Guerrero Jr. hits home-run hat trick as Blue Jays power past Nationals

Vladimir Guerrero Jr. hit three home runs, including a grand slam and solo shot off Washington ace Max Scherzer, and had seven RBIs as the Toronto Blue Jays beat the Nationals 9-5 on Tuesday night.

Toronto slugger records 1st 3-home run game of career, adds 7 RBIs

Toronto Blue Jays first baseman Vladimir Guerrero Jr. hits a grand-slam home run during the team's 9-5 win over the Washington Nationals on Tuesday. (Sam Greenwood/Getty Images)

Vladimir Guerrero Jr. put on a power display that really impressed his Hall of Fame father.

Guerrero hit three home runs, including a grand slam and solo shot off Washington ace Max Scherzer, and had seven RBIs as the Toronto Blue Jays beat the Nationals 9-5 on Tuesday night.

"I'm feeling very blessed right now," Guerrero said. "Hitting two homers against a legend like that, it's unbelievable what I'm feeling right now."

Scherzer (1-2) joined Ivan Nova as the only pitchers to have allowed a homer to both Guerrero Jr. and his legendary father.

"What a day for my boy," the senior Guerrero said on his Twitter account. "All the hard work is paying off."

The senior Guerrero also went deep twice against Scherzer, in 2010 with Texas and 2011 with Baltimore in his final season. He finished with 449 homers but never had a three-homer game.

"Looking at Vladdy, he has a good eye," Nationals manager Dave Martinez said. "He doesn't chase much as Senior. That's one big difference I've noticed already, he swings at strikes."

Guerrero's slam in the third put the Blue Jays ahead 4-3 and ended Scherzer's scoreless streak at 19 innings.

Guerrero made it 7-3 with his drive in the fifth and added a two-run, seventh-inning shot off Kyle Finnegan to complete his first three-homer game.

"He was locked in," Blue Jays shortstop Bo Bichette said. "I don't really think you can really explain how you feel on nights like that. It's probably just a blur and everything looks in slow motion."

Jays chase Scherzer

Scherzer allowed seven runs — five earned — and eight hits over five innings. He had given up one earned run in 19 innings over his previous three starts.
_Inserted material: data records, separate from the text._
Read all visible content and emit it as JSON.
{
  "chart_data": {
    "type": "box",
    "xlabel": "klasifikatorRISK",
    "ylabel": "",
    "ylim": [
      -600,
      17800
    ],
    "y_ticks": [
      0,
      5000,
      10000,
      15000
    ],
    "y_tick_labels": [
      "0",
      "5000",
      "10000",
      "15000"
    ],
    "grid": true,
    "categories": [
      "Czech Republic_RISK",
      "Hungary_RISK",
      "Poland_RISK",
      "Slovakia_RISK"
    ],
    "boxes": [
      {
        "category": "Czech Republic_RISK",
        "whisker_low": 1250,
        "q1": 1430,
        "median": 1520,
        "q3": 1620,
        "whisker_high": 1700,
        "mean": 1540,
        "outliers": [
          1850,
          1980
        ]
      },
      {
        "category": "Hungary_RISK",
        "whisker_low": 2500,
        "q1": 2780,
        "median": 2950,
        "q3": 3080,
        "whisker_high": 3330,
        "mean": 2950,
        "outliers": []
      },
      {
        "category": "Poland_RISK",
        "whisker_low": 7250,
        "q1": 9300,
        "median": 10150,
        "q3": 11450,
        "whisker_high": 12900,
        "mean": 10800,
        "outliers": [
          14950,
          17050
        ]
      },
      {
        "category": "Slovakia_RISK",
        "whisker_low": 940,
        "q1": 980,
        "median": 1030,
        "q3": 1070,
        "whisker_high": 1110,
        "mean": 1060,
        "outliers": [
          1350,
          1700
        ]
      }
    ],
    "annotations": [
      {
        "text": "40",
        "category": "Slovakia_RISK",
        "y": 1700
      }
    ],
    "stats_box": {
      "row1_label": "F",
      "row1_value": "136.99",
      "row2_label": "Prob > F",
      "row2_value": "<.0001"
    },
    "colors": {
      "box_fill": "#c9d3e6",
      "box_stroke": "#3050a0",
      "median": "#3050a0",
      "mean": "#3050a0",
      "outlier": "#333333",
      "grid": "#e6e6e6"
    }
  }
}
"I did not pitch well tonight, that's obvious," Scherzer said. "I didn't execute."

Trea Turner, hit on the left forearm by a pitch Sunday, homered twice for the Nationals. It was his seventh multi-homer game and second this year, with the other coming April 18 against Arizona.
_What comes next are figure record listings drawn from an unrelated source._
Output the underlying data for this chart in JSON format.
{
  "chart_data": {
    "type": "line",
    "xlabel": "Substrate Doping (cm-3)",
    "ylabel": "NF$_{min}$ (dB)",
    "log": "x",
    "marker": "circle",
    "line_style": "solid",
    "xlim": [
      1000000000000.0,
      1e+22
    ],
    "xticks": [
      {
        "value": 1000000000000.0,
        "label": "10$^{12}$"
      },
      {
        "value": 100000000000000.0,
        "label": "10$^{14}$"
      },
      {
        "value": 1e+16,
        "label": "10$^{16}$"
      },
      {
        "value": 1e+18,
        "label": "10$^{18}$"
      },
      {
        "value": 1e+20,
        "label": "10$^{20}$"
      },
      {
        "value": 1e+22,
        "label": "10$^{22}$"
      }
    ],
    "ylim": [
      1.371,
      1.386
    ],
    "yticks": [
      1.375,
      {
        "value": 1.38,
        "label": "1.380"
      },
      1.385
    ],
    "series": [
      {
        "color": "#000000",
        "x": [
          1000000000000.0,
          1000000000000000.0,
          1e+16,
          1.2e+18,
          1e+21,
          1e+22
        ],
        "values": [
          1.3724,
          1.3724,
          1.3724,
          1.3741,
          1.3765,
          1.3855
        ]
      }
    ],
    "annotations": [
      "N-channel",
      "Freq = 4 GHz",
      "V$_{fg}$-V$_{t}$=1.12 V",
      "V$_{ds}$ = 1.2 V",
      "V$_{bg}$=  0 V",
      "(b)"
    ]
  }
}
Ryan Zimmerman got Washington within 7-5 on a two-run homer in the seventh.

Turner led off the game a home run and hit a solo drive in the third against Trent Thornton. The shortstop was hit by reliever Anthony Castro's pitch during the fifth but stayed in the game.

Castro entered in the fourth with the bases loaded and got an inning-ending double play from Victor Robles.

Yadiel Hernandez put Washington up 3-0 with a third-inning homer off reliever Tommy Milone (1-0).

Toronto used seven pitchers during a bullpen day.

It was the first game of the Blue Jays' second homestand at TD Ballpark, their spring training facility in Dunedin, Florida. Toronto is set to play at least through May at the park.

One reason to remain in Florida and not start the season at their Triple-A park in Buffalo, New York, which hosted games last season, was the weather. The game time temperature was 81 degrees under clear skies with a refreshing breeze blowing out at 10 mph.

"It's weird," Turner said. "The clubhouse and everything is actually really nice. I think they did a good job."